En 2002, le risque de maladie avait été identifié, parmi tant d’autres, comme celui qui préoccupait le plus les Gabonais. L’assurance maladie obligatoire et universelle s’inscrivait dans le cadre de la réforme du système gabonais de protection sociale initiée par le Gouvernement. C’est au cours du conseil des ministres du 18 janvier 2007 et à l’initiative de feu le président Monsieur Omar Bongo Ondimba que les textes ont été rédigés puis ratifiés en janvier 2008. Les recensements ont été réalisés et les premières cartes d’assurance maladie distribuées, dans un premier temps aux GEF (Gabonais économiquement faibles). Cette institution chère aux Gabonais s’emploie à étudier toutes les opportunités susceptibles d’améliorer ses services. Le rôle de Monsieur Séverin Anguilé, nommé à la tête de cette institution depuis le 7 novembre 2019, est de mettre en place des réformes visant à assurer sa pérennité et à arrimer la Caisse aux standards internationaux. Nous l’avons rencontré.

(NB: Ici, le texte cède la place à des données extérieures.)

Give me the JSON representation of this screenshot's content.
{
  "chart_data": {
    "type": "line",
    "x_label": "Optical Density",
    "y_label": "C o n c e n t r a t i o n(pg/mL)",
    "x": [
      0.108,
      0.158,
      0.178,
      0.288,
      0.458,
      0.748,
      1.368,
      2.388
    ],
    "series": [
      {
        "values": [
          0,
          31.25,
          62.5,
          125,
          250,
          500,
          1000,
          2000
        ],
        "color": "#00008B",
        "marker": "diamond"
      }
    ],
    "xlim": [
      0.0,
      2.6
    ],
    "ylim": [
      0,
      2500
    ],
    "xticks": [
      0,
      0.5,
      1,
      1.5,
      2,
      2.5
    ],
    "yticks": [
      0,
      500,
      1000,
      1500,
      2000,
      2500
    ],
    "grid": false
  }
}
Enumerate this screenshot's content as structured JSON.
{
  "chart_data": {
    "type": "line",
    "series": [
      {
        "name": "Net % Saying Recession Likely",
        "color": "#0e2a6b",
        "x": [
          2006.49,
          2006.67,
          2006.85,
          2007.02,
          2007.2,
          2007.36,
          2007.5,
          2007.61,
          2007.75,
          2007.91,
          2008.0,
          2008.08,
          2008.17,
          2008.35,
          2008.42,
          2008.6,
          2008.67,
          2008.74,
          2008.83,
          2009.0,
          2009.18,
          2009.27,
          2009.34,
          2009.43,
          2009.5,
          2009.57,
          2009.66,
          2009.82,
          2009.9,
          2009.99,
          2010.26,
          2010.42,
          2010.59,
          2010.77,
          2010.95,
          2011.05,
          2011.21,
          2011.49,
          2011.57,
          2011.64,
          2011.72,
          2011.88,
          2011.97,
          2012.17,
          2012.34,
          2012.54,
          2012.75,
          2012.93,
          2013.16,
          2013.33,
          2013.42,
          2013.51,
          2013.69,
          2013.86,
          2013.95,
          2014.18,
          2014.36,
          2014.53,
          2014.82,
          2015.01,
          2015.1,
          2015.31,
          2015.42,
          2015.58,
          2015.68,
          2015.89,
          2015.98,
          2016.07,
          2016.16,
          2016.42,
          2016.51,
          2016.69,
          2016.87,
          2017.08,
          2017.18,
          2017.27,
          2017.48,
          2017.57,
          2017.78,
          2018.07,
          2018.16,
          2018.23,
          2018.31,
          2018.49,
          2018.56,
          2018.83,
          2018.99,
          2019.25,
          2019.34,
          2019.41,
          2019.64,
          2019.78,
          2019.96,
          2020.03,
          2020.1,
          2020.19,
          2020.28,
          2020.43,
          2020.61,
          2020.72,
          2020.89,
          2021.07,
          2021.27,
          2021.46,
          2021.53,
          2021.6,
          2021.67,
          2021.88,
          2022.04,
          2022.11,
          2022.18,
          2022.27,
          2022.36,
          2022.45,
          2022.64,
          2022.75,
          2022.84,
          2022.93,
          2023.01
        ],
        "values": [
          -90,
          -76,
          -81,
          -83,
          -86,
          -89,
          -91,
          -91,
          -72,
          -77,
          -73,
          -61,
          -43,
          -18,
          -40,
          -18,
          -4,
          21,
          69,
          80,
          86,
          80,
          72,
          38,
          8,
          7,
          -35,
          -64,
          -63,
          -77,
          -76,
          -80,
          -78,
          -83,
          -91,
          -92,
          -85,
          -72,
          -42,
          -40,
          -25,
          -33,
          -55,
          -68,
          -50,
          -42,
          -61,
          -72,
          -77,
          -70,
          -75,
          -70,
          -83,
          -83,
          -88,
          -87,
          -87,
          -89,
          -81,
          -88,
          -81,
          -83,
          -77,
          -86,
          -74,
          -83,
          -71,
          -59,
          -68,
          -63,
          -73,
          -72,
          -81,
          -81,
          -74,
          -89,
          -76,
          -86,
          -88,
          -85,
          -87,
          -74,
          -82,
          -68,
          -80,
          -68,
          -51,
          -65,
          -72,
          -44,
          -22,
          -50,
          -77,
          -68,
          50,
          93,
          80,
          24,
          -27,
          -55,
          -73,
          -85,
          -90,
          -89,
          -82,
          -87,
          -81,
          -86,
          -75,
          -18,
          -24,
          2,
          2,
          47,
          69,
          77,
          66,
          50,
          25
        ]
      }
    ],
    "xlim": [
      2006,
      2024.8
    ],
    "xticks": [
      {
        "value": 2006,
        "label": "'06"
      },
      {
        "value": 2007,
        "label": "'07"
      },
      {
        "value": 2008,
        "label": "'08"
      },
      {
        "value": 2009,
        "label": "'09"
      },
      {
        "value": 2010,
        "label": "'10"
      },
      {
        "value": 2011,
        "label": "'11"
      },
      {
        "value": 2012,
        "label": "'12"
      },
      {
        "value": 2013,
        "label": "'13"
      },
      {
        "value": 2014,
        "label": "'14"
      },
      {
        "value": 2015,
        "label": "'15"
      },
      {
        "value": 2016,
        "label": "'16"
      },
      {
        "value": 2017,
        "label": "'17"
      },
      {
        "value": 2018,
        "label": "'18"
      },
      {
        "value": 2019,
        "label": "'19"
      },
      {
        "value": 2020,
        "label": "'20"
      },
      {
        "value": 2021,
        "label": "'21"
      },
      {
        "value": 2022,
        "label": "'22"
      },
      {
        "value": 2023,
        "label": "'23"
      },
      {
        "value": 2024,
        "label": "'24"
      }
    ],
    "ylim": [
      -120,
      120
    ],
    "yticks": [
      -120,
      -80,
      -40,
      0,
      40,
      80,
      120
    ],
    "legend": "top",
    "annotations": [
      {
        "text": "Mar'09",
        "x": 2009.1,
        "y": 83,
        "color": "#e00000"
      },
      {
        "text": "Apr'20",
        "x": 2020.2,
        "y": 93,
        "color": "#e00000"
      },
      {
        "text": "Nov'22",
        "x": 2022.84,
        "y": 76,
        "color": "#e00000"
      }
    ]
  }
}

Portrait Séverin Anguilé, directeur général de la Cnamgs
Séverin Maxime Anguilé, marié, 3 enfants, est le directeur général de la Cnamgs. Il est expert en assurance et réassurance avec une expérience de vingt-deux années menées à l’international et au Gabon. À l’issue de ses études en France, principalement dans le domaine de l’administration et de la gestion des entreprises, il obtient un master 2 en droit et économie de l’assurance. Son parcours professionnel est riche d’une rare expérience : à partir des années 2000, il officie en France pour différentes compagnies d’assurances en qualité de chargé de mission, d’analyste et de tarificateur en assurances collectives. Puis, avant son retour au Gabon en 2005, il entre comme chargé d’études en réassurance à la FSA RE (Paris) et occupe ensuite le poste de DGA chargé de la réassurance chez Ogar jusqu’en 2009 avant d’être nommé responsable des grands comptes à la holding Colina Europe France. De 2012 à 2017, il est successivement DGA puis DG de NSIA Assurances au Gabon. En parallèle, il est élu président de la Fegasa pour un mandat de 2 ans. De 2018 à novembre 2019, jusqu’à sa nomination au poste de DG de la Cnamgs, il développe un portefeuille d’investisseurs pour étudier des projets d’entreprises à fort potentiel et susciter l’intérêt d’entreprises étrangères pour des opportunités d’investissements en Afrique dans le secteur de l’assurance.
EE : Monsieur Séverin Anguilé, à la lecture de ce petit historique, nos lecteurs sont intéressés par les objectifs progressifs que vous vous fixez, notamment en termes de décentralisation, de proximité. Quelles sont vos perspectives dans ce domaine ?
Madame, je voudrais déjà vous remercier pour l’intérêt que vous portez à la Cnamgs qui vient de célébrer effectivement ses 15 années d’existence. Que de chemin parcouru depuis ! En effet, depuis 2007, le pays assure désormais 76 % de la population. C’est un exemple pour beaucoup de pays africains.
Au-delà de cet aspect, il importe de savoir que c’est tout un écosystème qui est entretenu par la Cnamgs. Les structures conventionnées paient des salaires, des cotisations sociales et des impôts. Ce sont des milliers de Gabonais qui sont concernés par la Cnamgs depuis une quinzaine d’années.
Pour revenir à votre question, la Cnamgs est présente sur l’ensemble du territoire national à travers ses délégations provinciales dans chaque chef-lieu de province.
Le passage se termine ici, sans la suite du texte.